Hey everyone! I keep coming across the same problem on Reddit: people who already have a business or are just starting are constantly talking about websites, social media, advertising, huge investments, loans, and blah, blah, blah.

    People get advice from “cool agencies” and “flawless marketers” who, for crying out loud, just make the problem worse and throw sand on top of it.

    The solutions are usually very simple – it doesn’t get any simpler than that.

    A long time ago, when I was running various businesses, I would simply deliver products I bought in bulk to local shops; I’d just knock on the doors of the small stores near my house, and 1 out of 10 would say yes.
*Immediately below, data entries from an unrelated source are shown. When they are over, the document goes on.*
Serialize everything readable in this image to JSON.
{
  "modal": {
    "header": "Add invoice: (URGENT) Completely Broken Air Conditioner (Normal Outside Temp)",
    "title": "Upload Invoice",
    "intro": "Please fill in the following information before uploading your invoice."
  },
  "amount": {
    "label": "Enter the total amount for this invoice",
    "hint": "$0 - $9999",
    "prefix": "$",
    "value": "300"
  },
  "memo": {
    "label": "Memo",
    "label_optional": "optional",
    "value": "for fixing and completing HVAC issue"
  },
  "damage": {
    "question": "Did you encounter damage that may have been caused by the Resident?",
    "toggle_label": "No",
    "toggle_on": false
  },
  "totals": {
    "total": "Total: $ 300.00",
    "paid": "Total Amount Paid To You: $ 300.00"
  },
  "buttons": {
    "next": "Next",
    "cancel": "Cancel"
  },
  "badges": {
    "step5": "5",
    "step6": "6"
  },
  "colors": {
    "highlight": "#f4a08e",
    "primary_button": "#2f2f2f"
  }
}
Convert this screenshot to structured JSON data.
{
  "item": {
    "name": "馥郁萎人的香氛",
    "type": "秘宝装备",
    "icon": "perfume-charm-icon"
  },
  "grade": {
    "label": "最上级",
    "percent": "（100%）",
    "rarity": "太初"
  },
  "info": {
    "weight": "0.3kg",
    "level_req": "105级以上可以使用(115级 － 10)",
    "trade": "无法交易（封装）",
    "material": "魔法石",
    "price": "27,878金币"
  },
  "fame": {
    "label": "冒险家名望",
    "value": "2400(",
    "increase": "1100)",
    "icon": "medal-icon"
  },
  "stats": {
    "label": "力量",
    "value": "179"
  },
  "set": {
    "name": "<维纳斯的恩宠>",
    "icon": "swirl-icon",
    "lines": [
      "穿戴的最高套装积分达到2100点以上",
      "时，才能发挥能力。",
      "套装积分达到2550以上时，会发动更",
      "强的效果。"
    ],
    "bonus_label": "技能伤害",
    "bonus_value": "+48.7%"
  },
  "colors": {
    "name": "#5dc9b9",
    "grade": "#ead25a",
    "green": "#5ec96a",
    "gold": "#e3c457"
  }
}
When I was in the electronics business, I’d just go to pawn shops, look for ones without a website, take photos, and list them online.

    Websites, Ads – all that was in the future, but at the start-up stage, you don’t need anything except two hands, a head with a brain inside it, and a tongue to communicate with people.

    Phew, I’ve said my piece – thanks for reading.

    P.S. I’d love to hear stories from people who started from 0 using Non-standard solutions.

    How to Make Complex Things Simple
    byu/Neither_Shoulder_802 inbusiness



    Posted by Neither_Shoulder_802

    1 Comment

    1. This is the most underrated business truth. The door-knocking phase forces you to get your pitch tight in real time. You can’t hide behind a pretty website when someone’s looking you in the eye. The interesting flip I’ve noticed: the same people who hustle their way to something real eventually hit a different wall. Not “how do I get customers” but “why aren’t the *right* customers getting it.” The offer is solid, the results are there, but something gets lost between what they do and what lands with people.

      The agencies usually make it worse because they skip straight to tactics. The underlying translation problem never gets fixed, just buried under ad spend. Curious if you ever ran into that phase, where the hustle worked but growth stalled for a reason you couldn’t quite name?

      My start was embarrassingly low-tech. First client came from a conversation at a coffee shop where I wasn’t even trying to pitch. Just complained to someone about how good businesses were losing to worse competitors because they couldn’t explain what made them different. She said “that’s my exact problem” and we figured it out from there. Charged almost nothing, got a result, asked her to introduce me to one person. Might have been lucky but did that six times before I had anything resembling a real business. No website. No ads. Just finding the people who already felt the problem and could put words to it.